18 Apr On Time as a Metaphorical Construct
First published in the NZ Woman’s Weekly – cover date 3.4.23
It’s funny what pops into your head while you’re doing the housework. This is one of those times when your body is busy but your mind is not fully engaged, so it can land on any thought it fancies.
What my mind fancied to land on was a movie I watched as a kid on our black & white TV about a family with twelve kids. “Cheaper by the Dozen” was made in 1950. (I was watching Sunday afternoon re-runs decades later, don’t be rude.) In it, the mother is a psychologist and the father is a time-and-motion-study efficiency expert.
There’s a definite feminist lilt to it (she’s no shrinking violet) and I enjoyed the comedy of watching a grown man use a stopwatch to work out if it was more efficient to start buttoning your cardigan from the top or the bottom. (From the top, I seem to recall – certainly that’s the approach I have since adopted.)

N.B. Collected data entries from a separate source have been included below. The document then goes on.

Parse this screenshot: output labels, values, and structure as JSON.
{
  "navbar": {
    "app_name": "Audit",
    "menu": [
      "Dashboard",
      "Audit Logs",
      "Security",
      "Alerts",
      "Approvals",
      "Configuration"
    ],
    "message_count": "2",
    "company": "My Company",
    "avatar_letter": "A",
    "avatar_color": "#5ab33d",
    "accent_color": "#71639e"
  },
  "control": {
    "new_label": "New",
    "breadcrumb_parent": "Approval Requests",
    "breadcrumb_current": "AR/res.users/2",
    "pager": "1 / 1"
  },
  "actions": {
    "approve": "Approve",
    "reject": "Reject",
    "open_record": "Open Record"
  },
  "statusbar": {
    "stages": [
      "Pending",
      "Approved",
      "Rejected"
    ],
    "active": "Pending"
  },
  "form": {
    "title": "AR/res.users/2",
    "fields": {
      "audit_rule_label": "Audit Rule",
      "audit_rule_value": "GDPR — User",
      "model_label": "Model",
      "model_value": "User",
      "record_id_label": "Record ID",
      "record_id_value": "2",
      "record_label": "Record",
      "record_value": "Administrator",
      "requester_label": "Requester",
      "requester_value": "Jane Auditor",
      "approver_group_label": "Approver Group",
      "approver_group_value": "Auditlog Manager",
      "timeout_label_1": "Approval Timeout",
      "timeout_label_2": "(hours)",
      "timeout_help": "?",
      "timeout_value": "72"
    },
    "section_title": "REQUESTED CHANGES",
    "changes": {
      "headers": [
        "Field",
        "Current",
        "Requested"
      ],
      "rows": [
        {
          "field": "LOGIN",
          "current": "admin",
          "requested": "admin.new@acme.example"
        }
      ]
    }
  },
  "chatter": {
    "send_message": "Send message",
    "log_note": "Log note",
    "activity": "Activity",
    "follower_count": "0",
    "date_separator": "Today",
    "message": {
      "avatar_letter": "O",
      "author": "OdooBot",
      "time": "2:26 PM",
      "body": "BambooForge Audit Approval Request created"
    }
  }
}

I thought about daft old Clifton Webb and his stopwatch while I was wrestling with my duvet, pulling off the old cover and stuffing it into the fresh one. I hate this job. I will happily change the sheets every five minutes, but woman-handling the super king duvet into a fresh casing is a monster chore, I don’t care how many YouTube hacks you watch, and I will put it off for as long as possible.
Anyway, I did it and, though it wasn’t the most fun I’ve ever had in the bedroom, I suddenly realised This Did Not Take Very Long At All. Certainly not the marathon effort I had envisaged. Hence thinking of Clifton and wishing I’d used his stopwatch so I could report specifically how much actual time it had taken. Next duvet change, I promise.
I feel tempted now to knuckle down and do one of those proper ‘on-your-hands-and-knees’ washes of my wooden floors, which in my anticipatory head takes all freaking day, but could probably be done properly in half an hour? Again, I should time it for perspective.
There is, perhaps, an effort-to-satisfaction ratio at play here. A tidy drawer or an organised pantry offers more long term visual joy than a – snore – different duvet cover or briefly shiny floor.
More things seem to take longer than they actually do. In my head, doing my accounts takes forever so I don’t even start till I have a clear day in front of me. But then I shocked myself when I started casually pulling things together for a tax return late one afternoon and accidentally finished it by dinner time.
Balancing out these chores that take less time than you think are things you imagine will happen lickety-split but take for-jolly-ever. Losing weight after menopause. Monday morning admin. Defrosting anything, especially when hungry. Waiting for a parcel to arrive and – but of course – waiting to get paid.
But I have a pretty good handle on how long other things take. Ironing? Three sitcoms or two episodes of a British drama. Trimming the hedge along the driveway is one full sized podcast. Scrubbing the shower tends to take one Kim Hill interview.
These are measures of time adopted in some part because we barely wear watches now. But really, none of this is new. Back in the 1980s, after my Great-Aunt Ruth died, Great-Uncle Frank taught himself to cook and cheerfully informed the family that the perfectly boiled potato took two gins.
I could try that with the duvet cover. And then take a nap.